Did something happen to trigger the decision to end Dillinger?
No, to be honest we could much more easily have said, "fuck you" to one another and walked away around the recording of [2013's] One of Us Is the Killer. But the fact that we worked through our bullshit as individuals on that album made us go, "OK, we're in a better place than we've been in a while. We're at the top of our game musically. We're getting along great. I think now might be the best time to pour everything into the final act." There's not one percent of me that believes we would have come out with a record as good as this if we had not have said that because it would have just been another record, another season of a TV show that doesn't know when it's gonna end and runs far past its expiration date. Giving this a definite ending empowered us.

You've always expressed rage and desperation. On this album it seems like you're emphasizing vulnerability as much as anger.
The older I get, the more I see Billie Holiday as being heavier than Meshuggah. So I approached a lot of the songs on the Dillinger record from a position of vulnerability, which, when I was younger I would have perceived as weakness. Taking that approach was a huge artistic triumph because now I feel like I've got a lot more range to go into emotionally than I wouldn't have had when I was 23 or 24. And I can apply that to whatever I do in the future.

Is it harder to emote from that perspective?
Not in the performance, but definitely in the writing process.

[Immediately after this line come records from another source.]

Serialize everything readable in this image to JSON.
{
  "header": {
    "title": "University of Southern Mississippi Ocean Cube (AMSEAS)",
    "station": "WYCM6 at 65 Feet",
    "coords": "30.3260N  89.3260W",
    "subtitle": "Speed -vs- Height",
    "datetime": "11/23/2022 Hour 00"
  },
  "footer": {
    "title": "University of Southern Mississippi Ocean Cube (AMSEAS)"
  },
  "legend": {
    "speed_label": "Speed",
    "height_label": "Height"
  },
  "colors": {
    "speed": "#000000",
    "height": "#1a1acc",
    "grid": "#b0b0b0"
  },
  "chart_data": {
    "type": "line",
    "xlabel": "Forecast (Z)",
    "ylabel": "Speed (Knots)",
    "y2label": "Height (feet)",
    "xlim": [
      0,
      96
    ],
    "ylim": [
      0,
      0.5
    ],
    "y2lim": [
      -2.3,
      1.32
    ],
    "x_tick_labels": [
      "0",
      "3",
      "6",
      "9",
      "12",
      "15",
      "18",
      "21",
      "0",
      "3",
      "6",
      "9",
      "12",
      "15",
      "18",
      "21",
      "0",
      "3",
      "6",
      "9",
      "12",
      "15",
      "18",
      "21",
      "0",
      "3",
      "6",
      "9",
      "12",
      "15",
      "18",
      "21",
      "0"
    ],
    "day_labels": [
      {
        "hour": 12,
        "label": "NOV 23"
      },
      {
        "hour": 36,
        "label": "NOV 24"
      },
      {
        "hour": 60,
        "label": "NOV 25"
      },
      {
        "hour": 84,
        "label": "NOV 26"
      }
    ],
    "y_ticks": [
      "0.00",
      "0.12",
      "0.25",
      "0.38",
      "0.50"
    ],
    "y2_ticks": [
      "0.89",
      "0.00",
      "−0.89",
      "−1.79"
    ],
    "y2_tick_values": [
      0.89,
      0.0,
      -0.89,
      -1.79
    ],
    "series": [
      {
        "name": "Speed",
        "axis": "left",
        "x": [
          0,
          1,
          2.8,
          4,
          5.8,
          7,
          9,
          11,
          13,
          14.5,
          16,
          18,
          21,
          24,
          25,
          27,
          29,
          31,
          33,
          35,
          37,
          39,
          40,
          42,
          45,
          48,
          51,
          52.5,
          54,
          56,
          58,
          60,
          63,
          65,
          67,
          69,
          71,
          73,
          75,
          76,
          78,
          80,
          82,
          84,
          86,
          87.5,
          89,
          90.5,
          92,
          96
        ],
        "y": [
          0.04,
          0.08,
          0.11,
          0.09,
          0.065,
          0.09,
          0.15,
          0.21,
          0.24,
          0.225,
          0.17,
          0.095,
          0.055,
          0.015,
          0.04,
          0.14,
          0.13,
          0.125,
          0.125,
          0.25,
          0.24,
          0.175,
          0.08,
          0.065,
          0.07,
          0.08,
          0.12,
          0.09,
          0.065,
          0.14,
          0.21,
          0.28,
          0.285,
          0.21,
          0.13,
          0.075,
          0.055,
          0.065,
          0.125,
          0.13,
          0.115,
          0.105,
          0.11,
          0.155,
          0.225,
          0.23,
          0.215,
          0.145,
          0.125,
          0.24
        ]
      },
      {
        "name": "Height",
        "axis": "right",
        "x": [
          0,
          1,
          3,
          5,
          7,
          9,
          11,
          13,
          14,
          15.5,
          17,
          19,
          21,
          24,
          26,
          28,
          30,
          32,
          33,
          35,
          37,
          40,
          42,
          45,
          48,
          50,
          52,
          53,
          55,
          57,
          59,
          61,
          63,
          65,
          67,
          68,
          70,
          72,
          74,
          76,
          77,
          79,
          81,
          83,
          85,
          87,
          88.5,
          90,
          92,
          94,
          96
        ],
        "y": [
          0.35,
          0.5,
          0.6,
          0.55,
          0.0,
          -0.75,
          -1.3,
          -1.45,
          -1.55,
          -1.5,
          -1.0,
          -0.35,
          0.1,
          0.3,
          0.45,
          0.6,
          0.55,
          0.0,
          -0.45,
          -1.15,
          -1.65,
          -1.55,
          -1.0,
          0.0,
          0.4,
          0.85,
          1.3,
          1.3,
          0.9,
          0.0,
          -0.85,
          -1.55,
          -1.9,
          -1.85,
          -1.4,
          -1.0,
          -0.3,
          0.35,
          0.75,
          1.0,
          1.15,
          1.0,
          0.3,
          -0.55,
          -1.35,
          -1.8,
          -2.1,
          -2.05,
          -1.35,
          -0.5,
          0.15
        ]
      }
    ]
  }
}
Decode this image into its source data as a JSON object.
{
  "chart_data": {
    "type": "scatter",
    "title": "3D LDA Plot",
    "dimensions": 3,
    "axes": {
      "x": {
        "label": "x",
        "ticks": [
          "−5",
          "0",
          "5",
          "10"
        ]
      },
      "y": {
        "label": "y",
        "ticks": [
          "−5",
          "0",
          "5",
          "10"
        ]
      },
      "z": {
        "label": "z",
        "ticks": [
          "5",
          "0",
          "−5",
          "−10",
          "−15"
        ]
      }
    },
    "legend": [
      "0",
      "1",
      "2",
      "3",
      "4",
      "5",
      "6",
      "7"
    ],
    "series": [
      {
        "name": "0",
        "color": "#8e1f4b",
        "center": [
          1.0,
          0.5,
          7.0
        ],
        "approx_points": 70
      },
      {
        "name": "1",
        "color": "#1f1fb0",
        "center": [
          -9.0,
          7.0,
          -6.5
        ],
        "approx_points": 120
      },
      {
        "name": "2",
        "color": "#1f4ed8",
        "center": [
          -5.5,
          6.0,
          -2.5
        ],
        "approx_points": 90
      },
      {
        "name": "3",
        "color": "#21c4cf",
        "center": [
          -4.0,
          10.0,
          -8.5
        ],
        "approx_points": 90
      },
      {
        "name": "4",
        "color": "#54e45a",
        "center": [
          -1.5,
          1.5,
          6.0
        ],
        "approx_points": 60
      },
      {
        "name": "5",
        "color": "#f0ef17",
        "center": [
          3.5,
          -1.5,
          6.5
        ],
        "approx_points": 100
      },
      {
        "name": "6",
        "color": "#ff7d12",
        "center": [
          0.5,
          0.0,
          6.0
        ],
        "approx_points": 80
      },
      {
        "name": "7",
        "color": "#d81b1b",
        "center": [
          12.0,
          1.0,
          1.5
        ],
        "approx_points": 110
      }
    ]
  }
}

It's like jamming your finger down your throat and throwing up and seeing what's there. Then you take these chunks and form them into whatever you're working with. That wasn't enjoyable, but I'm really happy with the results.

What was the greatest challenge you faced with Dissociation?
Everything I could experience emotionally was all happening at the same time. And the reality of having to get it done while you're going through all that, and having the people around you not really understanding why you've turned into a crazy person and why you don't have time to for them was maddening

Do you feel more grounded now that you're touring for the album?
Absolutely. Now it's fun because the shows are all about instinct. You're running from millisecond to millisecond and you feel free. The really cool thing that's happening right now is instead of going out on tour and being like, "OK, we're still endlessly kicking ass, but there's no real meaning to any of this," now every show has this bizarre relevance. And in this weird way it's suddenly given our lives new context.